Minimalism is all about uncluttering and paring down to the essentials, yet there is no need to adopt a black-and-white attitude to consider yourself a simplist.
Welcome a little hygge into your life and uncluttering will be a pleasurable experience rather than a decluttering chore that needs to be repeated on a frequent basis.
What is hygge and what does it have to do with enjoying an uncluttered life?
Hygge is a Danish word that embraces the complexity of both feelings and experiences in real time. It acknowledges that moment when you are absolutely present and you are happily satisfied with your existence in the world.
In essence, hygge is a cozy sort of minimalism with a wonderful aspect of simplicity! It helps us create a relaxing atmosphere where we can enjoy the company of others, at the same time it is that pivotal moment, when we are alone with a hot drink and we know that our life is headed in the right direction.
How can you go about to unclutter your living room?
For starters, take a good look around your living room. Are there areas where clutter gets piled up? On the sofa? Or the coffee table? Is your bookshelf stuffed with books you have never read? Are there toys on the floor that should be put away in the kids room?
Do you have so much stuff, that you have no idea where to even start to get rid of it?
Remember that you are not alone in having too much stuff. Most of us are inundated with abundant things in our homes and in our lives – most of it that we do not use or need.
There are many ways to go about uncluttering:
- Room by room
- Box by box
- Hour by hour
- 15 min at a time
So, when you come to the realization that your living space is no longer as comfortable and as cozy as it used to be, begin to unclutter your living room to open up the space and relieve yourself from the unwanted anxiety of living with the “gifts” of others. Consider for a moment that we all carry energy around with us, and for better or worse, it attaches to all that we touch and spend time with. Your emotions are part of you, they are part of your home and they are visible to others. If your home is cluttered, it may be a subtle warning that your life is cluttered too, so take time to make sure that you are giving attention to whom and where it is needed via the uncluttering process.
But, back to the living room.

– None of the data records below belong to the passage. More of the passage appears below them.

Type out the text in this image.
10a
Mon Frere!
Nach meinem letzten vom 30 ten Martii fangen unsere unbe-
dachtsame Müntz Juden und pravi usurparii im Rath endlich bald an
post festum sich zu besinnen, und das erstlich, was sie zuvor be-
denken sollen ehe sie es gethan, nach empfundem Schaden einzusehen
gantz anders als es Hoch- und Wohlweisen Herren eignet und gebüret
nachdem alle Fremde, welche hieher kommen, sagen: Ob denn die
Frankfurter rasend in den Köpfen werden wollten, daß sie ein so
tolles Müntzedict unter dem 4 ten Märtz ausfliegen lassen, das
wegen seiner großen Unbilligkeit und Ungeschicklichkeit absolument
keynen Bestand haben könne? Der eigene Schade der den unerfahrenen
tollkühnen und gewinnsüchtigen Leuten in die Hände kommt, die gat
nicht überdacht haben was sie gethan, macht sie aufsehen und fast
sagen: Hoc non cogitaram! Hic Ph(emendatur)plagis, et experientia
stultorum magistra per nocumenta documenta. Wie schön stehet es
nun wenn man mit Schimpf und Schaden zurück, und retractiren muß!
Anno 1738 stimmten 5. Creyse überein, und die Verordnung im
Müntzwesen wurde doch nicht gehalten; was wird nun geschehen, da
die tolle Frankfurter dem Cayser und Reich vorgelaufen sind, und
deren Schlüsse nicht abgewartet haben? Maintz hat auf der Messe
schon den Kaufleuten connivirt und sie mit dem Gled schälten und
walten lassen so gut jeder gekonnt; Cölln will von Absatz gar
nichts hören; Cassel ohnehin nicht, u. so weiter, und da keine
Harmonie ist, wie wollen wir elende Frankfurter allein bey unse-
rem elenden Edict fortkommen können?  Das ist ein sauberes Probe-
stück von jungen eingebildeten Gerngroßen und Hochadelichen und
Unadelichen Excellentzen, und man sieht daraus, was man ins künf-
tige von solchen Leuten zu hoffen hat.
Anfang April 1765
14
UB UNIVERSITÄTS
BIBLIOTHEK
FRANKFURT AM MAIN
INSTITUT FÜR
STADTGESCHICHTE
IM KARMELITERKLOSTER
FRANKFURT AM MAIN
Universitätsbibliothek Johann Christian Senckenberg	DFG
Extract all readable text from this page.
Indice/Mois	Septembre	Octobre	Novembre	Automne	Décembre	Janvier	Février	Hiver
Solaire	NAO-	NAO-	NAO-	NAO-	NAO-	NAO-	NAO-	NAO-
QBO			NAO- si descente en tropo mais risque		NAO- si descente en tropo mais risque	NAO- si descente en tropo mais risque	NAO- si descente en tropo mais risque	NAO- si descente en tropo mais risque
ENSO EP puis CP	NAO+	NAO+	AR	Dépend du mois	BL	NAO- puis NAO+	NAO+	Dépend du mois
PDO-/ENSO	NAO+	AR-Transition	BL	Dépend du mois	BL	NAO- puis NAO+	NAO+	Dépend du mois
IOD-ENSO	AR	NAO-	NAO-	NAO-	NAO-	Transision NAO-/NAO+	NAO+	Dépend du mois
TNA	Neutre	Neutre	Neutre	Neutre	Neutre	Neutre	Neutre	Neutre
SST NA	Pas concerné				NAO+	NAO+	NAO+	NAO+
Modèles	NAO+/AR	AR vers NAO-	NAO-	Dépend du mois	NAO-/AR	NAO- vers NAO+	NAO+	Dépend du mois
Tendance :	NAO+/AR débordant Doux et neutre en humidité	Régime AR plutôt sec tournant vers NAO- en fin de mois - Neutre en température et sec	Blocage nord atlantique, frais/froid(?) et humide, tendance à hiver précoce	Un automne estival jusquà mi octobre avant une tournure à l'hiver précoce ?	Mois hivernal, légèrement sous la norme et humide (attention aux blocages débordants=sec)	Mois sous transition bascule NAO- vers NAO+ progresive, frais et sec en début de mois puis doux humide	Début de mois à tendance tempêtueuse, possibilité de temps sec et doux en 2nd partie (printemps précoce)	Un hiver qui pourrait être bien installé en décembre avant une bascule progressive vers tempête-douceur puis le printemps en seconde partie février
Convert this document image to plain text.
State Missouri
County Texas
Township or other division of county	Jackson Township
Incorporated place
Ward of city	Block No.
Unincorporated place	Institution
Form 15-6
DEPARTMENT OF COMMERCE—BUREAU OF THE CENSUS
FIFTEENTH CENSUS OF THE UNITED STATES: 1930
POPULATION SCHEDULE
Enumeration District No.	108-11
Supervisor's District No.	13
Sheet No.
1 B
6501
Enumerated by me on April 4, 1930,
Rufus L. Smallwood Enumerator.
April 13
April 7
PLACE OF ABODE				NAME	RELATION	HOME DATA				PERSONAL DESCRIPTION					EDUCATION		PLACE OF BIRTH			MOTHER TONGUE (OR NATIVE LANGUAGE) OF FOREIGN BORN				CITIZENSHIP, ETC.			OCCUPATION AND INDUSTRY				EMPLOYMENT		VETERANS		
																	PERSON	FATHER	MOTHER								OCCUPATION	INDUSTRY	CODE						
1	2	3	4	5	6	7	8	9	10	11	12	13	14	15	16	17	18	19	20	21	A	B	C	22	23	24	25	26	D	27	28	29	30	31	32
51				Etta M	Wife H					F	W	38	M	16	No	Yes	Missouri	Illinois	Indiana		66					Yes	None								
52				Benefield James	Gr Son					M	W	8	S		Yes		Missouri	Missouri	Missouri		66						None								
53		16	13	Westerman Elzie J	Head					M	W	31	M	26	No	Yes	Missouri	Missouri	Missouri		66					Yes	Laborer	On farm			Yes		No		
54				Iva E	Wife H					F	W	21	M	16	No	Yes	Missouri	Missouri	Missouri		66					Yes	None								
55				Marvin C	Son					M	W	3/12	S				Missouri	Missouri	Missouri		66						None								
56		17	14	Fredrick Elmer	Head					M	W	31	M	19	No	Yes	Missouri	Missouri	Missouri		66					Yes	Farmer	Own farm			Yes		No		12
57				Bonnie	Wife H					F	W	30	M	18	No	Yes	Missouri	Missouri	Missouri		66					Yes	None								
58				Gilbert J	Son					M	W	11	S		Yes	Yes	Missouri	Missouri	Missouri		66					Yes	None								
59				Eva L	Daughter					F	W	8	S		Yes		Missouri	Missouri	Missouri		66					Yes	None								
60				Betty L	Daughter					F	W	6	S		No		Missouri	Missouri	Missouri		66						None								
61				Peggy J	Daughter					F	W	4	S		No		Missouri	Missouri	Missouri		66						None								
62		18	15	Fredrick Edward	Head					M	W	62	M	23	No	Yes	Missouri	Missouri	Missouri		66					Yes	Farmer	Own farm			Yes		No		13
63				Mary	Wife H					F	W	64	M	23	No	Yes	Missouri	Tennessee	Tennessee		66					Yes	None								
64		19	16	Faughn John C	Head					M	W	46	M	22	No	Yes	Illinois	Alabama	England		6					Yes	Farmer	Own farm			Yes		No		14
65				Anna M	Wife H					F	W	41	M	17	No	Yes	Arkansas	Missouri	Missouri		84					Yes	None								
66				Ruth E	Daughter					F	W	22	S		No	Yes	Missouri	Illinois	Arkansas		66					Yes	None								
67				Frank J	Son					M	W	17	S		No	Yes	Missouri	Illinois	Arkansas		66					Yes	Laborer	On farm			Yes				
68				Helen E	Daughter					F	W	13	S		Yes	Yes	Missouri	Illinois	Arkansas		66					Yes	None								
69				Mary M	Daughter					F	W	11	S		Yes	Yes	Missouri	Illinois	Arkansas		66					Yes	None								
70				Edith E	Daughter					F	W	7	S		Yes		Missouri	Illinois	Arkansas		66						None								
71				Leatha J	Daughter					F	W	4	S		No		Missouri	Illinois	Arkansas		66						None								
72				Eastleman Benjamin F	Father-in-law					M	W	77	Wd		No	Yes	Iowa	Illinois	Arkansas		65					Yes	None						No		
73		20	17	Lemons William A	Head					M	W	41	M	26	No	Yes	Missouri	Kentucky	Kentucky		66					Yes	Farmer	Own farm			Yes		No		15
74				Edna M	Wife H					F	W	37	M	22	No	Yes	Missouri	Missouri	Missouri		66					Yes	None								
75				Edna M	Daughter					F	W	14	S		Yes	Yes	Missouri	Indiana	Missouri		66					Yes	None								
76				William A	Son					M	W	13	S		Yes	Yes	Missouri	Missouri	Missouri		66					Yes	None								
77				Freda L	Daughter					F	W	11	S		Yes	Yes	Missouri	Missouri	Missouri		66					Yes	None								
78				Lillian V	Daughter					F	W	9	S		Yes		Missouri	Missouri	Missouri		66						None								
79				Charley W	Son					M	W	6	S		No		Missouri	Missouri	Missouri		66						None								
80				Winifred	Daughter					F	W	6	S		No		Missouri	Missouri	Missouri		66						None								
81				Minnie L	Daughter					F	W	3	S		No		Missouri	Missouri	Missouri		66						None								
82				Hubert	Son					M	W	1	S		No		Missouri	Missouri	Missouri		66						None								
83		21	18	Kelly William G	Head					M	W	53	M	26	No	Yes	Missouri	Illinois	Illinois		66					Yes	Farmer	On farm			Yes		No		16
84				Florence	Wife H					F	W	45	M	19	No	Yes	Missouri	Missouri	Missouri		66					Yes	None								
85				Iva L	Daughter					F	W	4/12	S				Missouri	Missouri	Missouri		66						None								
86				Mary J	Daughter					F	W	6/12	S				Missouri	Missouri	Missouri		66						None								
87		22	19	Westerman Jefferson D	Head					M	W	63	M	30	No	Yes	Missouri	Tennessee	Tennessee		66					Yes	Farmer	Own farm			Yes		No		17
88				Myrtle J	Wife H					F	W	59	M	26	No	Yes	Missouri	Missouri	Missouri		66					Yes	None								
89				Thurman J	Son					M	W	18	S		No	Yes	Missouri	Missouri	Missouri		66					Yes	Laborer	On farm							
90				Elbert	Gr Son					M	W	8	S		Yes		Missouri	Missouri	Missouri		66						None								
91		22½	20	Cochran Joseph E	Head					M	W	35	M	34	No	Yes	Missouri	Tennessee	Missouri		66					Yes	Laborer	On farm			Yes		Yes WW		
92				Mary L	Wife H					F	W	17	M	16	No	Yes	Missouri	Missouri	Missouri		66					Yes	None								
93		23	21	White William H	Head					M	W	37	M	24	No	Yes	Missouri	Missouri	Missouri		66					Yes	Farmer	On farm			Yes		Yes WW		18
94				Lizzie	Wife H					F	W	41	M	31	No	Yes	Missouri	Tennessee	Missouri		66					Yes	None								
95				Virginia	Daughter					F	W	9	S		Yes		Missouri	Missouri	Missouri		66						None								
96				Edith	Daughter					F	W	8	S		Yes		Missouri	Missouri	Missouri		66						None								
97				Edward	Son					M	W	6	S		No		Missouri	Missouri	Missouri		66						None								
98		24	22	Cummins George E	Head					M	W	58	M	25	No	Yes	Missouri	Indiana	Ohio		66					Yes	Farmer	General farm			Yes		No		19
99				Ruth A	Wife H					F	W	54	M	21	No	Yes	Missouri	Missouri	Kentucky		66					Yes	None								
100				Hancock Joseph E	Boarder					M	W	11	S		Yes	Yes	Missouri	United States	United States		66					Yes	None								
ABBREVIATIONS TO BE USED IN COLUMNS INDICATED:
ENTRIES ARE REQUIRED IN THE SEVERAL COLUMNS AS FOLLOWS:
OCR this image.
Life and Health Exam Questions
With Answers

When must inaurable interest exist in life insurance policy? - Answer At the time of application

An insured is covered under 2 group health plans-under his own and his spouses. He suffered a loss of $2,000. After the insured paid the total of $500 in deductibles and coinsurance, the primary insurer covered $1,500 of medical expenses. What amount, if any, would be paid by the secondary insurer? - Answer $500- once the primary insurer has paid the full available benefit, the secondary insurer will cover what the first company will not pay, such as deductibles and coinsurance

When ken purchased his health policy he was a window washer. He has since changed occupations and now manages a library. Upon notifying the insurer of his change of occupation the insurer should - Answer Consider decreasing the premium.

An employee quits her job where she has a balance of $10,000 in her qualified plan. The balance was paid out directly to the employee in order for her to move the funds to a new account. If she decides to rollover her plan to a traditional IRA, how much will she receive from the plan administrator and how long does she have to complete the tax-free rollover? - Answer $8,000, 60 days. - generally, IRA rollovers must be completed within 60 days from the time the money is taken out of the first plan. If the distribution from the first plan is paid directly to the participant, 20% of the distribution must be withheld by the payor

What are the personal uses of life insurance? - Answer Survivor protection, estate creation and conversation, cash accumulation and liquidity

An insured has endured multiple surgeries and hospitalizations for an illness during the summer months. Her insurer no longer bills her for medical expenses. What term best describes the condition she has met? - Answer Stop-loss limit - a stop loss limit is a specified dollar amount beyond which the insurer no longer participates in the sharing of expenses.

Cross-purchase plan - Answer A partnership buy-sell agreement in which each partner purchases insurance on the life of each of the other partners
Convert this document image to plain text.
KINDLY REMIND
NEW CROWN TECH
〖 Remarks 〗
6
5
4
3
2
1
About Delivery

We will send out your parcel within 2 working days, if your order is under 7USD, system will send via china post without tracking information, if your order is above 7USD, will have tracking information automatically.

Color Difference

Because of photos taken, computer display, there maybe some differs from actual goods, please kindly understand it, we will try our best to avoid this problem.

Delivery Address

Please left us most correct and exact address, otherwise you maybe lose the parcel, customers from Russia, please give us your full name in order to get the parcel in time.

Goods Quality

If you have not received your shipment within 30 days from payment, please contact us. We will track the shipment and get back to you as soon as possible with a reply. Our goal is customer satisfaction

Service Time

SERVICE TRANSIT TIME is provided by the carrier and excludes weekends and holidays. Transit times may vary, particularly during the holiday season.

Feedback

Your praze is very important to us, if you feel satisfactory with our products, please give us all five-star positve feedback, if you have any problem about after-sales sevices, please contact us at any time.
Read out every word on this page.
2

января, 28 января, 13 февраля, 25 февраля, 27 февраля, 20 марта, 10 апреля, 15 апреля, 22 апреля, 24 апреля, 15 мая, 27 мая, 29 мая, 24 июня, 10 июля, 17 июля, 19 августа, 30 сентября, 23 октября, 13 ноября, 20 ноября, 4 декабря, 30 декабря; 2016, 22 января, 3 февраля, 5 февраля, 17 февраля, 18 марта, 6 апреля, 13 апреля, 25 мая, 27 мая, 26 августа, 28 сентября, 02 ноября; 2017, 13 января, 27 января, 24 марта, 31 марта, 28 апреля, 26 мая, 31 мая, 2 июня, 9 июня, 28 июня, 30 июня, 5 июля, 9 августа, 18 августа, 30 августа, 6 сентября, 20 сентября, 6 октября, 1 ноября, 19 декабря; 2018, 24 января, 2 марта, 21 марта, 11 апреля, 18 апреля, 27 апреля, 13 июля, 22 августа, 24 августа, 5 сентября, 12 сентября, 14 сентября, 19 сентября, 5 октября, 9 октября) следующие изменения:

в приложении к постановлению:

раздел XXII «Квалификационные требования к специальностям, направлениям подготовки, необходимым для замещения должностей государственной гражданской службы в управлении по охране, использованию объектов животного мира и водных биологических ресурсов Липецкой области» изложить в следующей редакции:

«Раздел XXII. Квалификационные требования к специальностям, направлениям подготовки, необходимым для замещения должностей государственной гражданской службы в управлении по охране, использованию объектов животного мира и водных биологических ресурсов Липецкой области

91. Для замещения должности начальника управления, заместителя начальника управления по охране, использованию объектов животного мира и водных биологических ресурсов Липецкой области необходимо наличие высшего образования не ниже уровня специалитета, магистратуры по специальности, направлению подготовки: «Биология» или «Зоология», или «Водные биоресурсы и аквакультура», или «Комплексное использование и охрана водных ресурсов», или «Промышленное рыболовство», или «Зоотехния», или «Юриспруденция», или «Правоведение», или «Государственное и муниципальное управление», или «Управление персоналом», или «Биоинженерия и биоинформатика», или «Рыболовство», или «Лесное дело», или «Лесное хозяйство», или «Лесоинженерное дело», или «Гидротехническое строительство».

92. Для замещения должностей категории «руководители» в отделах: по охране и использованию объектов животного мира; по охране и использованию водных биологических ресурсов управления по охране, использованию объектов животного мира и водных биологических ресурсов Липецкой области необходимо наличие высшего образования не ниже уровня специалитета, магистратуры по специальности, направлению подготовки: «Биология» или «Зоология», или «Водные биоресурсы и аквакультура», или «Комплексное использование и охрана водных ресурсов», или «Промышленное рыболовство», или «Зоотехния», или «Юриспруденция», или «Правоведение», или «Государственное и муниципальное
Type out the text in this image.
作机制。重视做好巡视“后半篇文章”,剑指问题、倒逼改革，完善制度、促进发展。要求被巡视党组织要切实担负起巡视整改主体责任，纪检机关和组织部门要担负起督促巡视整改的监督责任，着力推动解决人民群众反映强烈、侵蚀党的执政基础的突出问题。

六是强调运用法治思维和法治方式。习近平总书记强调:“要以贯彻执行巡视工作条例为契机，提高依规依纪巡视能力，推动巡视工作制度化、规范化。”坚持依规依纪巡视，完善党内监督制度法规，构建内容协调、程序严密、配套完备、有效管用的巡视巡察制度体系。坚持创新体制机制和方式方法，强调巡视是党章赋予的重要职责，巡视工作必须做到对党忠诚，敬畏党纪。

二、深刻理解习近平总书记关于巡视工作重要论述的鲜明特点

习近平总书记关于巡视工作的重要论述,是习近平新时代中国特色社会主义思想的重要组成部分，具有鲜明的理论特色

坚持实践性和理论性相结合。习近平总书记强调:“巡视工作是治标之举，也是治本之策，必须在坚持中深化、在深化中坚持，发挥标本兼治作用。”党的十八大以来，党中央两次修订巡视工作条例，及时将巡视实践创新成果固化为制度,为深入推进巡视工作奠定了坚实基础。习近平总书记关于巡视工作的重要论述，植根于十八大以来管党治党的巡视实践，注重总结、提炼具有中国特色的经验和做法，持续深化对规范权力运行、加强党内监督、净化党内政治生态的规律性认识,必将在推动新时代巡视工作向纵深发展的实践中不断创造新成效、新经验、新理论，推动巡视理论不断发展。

It should be a space for relaxing and hosting guests (yes, you should have a party once in a while!) and it should be a place of refuge from your busy day.
Anything unnecessary to aid your relaxation should be removed immediately.
Get rid of your television, so that you are not informed of the latest danger, or the newest pharmaceutical that you must try for this inflammation or that digestive disorder. Rather than watching a screen for entertainment, try and amuse yourself as well as your family members and friends. Screen time is a big issue nowadays – screens linger around in small versions (smart phones), to medium size (tablets), to laptops and larger. Limit your time on them, so that you can experience real life, not virtual reality.
Unclutter your walls. Limit the amount of pictures and artwork on your walls. No need to focus on the numbers, keep only what is aesthetically pleasing to you.
Unclutter your furniture. A couch, if it fits, a couple of comfy chairs, a small table for hot and cold drinks. It doesn’t take much to fill a room, so be careful not to overdo it. Sometimes we hold onto furniture for sentimental reasons, even if it doesn’t fit our style. Find a hygge balance between the two if you are struggling with the thought that you should keep it all. What feels good for you? Don’t fall into the trap of keeping things, and displaying them, for the sake of others.
Unclutter your bookshelf. Books are made to be read, perhaps, looking deeper, they are transient journeys that have a definite end and maybe, just maybe,
they should be treated as such. Rather than hold onto the memory of a book that you just read, and are unlikely to ever pick up and flip through the pages again, pass the book on to another person. Leave it at a laundromat, take it to a charity shop, donate it to a school or shelter, recycle it if you believe that it is not worth much at all.
There is no need to keep everything that you receive as a gift, or even that you have bought for yourself at one time or another. Your tastes change, even your perception of minimalism changes over time – so how much is enough? That’s the question that gets asked most often.
And the answer is constantly evolving. There is no right answer, there is only your answer.
I will let you in on a little secret though… More space = more freedom. So the more you can unclutter your living room, and every room in your house, the more you will find time for spontaneous laughter, enlivening conversation, the space for play and overall happiness.
It is not our things, or abundant stuff that makes us who we are. It is our experiences in life that help us decide where our future will take us. With less stuff we are free to see and to evolve in the world.
Life truly begins with an uncluttered house.